“I do not control or bend the national destiny; it controls and bends me,” Benito Mussolini told Edward Price Bell in an interview in 1924. Bell was the Chicago Daily News’ first foreign correspondent and the paper sent him to London in 1900 where he covered Word War I *’*and the fight for American neutrality in 1939 at the start of World War II.
Bell (1869-1943) began his career at a small paper in Terre Haute, Indiana, and spent more than two decades in London writing background and analysis of current events. Bell describes his first office in London—just the requisite size for his roll-top desk that held a typewriter. “But it delighted me,” he writes. “It was a little world where I could be alone and look out upon a big world.” After his return to Chicago in the mid-1920s, the paper sent him on special missions to Europe and Asia to interview leaders regarding world peace.
He also appealed to United States Secretary of State Cordell Hull, Herbert Hoover, and a score of U.S. senators and representatives, along with numerous Americans distinguished in religion, scholarship, literature, business, and journalism. Bell’s stories were published in two books and earned him a nomination for the Nobel Peace Prize in the 1930s.

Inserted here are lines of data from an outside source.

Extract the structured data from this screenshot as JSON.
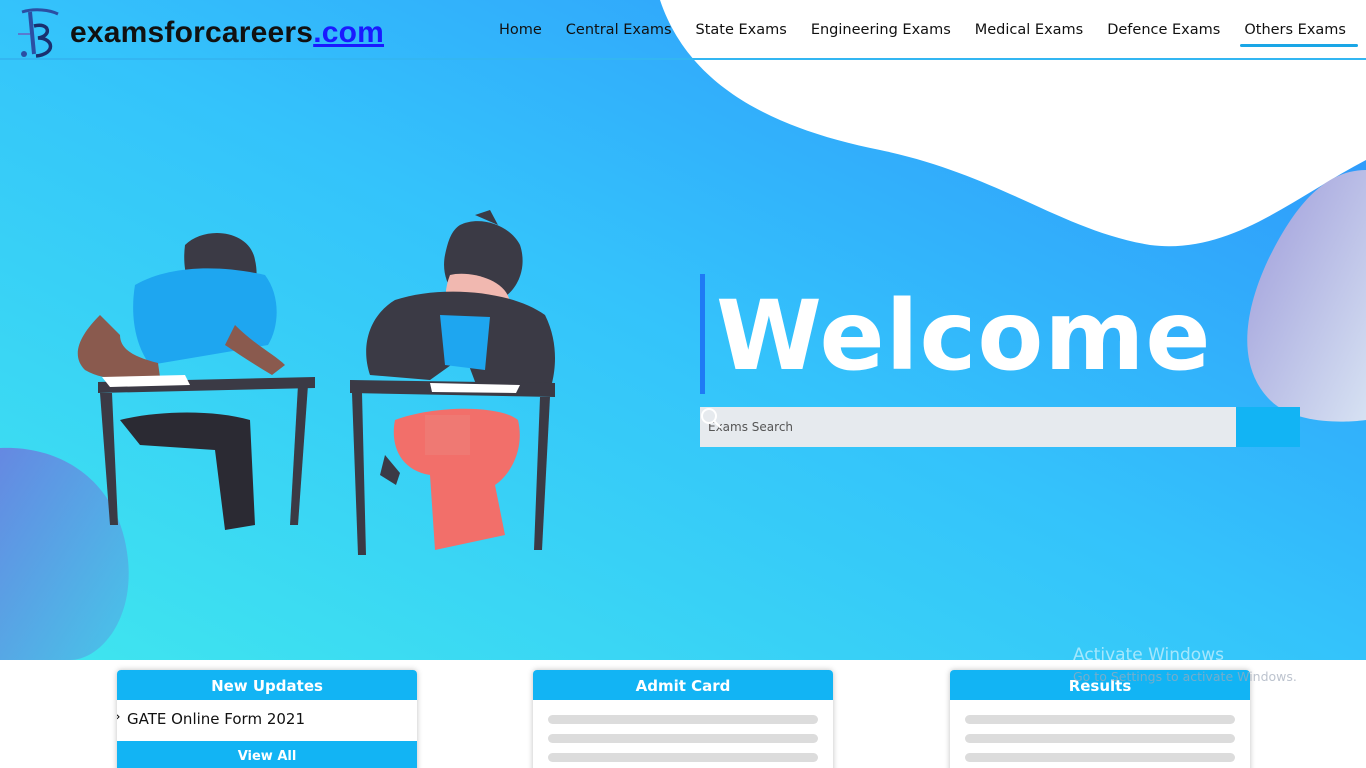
{
  "site": {
    "logo_name": "examsforcareers",
    "logo_tld": ".com"
  },
  "nav": {
    "items": [
      "Home",
      "Central Exams",
      "State Exams",
      "Engineering Exams",
      "Medical Exams",
      "Defence Exams",
      "Others Exams"
    ],
    "active": "Others Exams"
  },
  "hero": {
    "welcome": "Welcome",
    "search_placeholder": "Exams Search"
  },
  "cards": {
    "updates": {
      "title": "New Updates",
      "items": [
        "GATE Online Form 2021"
      ],
      "view_all": "View All"
    },
    "admit": {
      "title": "Admit Card"
    },
    "results": {
      "title": "Results"
    }
  },
  "watermark": {
    "title": "Activate Windows",
    "sub": "Go to Settings to activate Windows."
  },
  "colors": {
    "accent": "#12b4f4",
    "hero_start": "#3de3ef",
    "hero_end": "#2f9bff",
    "nav_underline": "#1aa6e6"
  },
  "icons": [
    "logo-icon",
    "search-icon"
  ]
}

—James F. Hoge, Jr., editor of Foreign Affairs, writes in the book’s foreword that after World War II the Daily News steadily reduced the number of overseas correspondents and that by 1978—thirty-five years after Bell’s death—the paper went out of business. Hoge posits that the pressures that killed the Daily News have steadily grown to affect all established media, not just afternoon papers.
Editors Cole and Hamilton rescued Bell’s memoir from the archives of Chicago’s Newberry Library, and list numerous sources for the history of the Daily News as well as the sources used in assembling the extensive footnotes.
Cole is a graduate student at LSU’s Manship School of Mass Communication, while Hamilton is an NPR commentator and author of five books.
Their book brings to life a newspaperman and his era, a world of journals and journalism all but forgotten.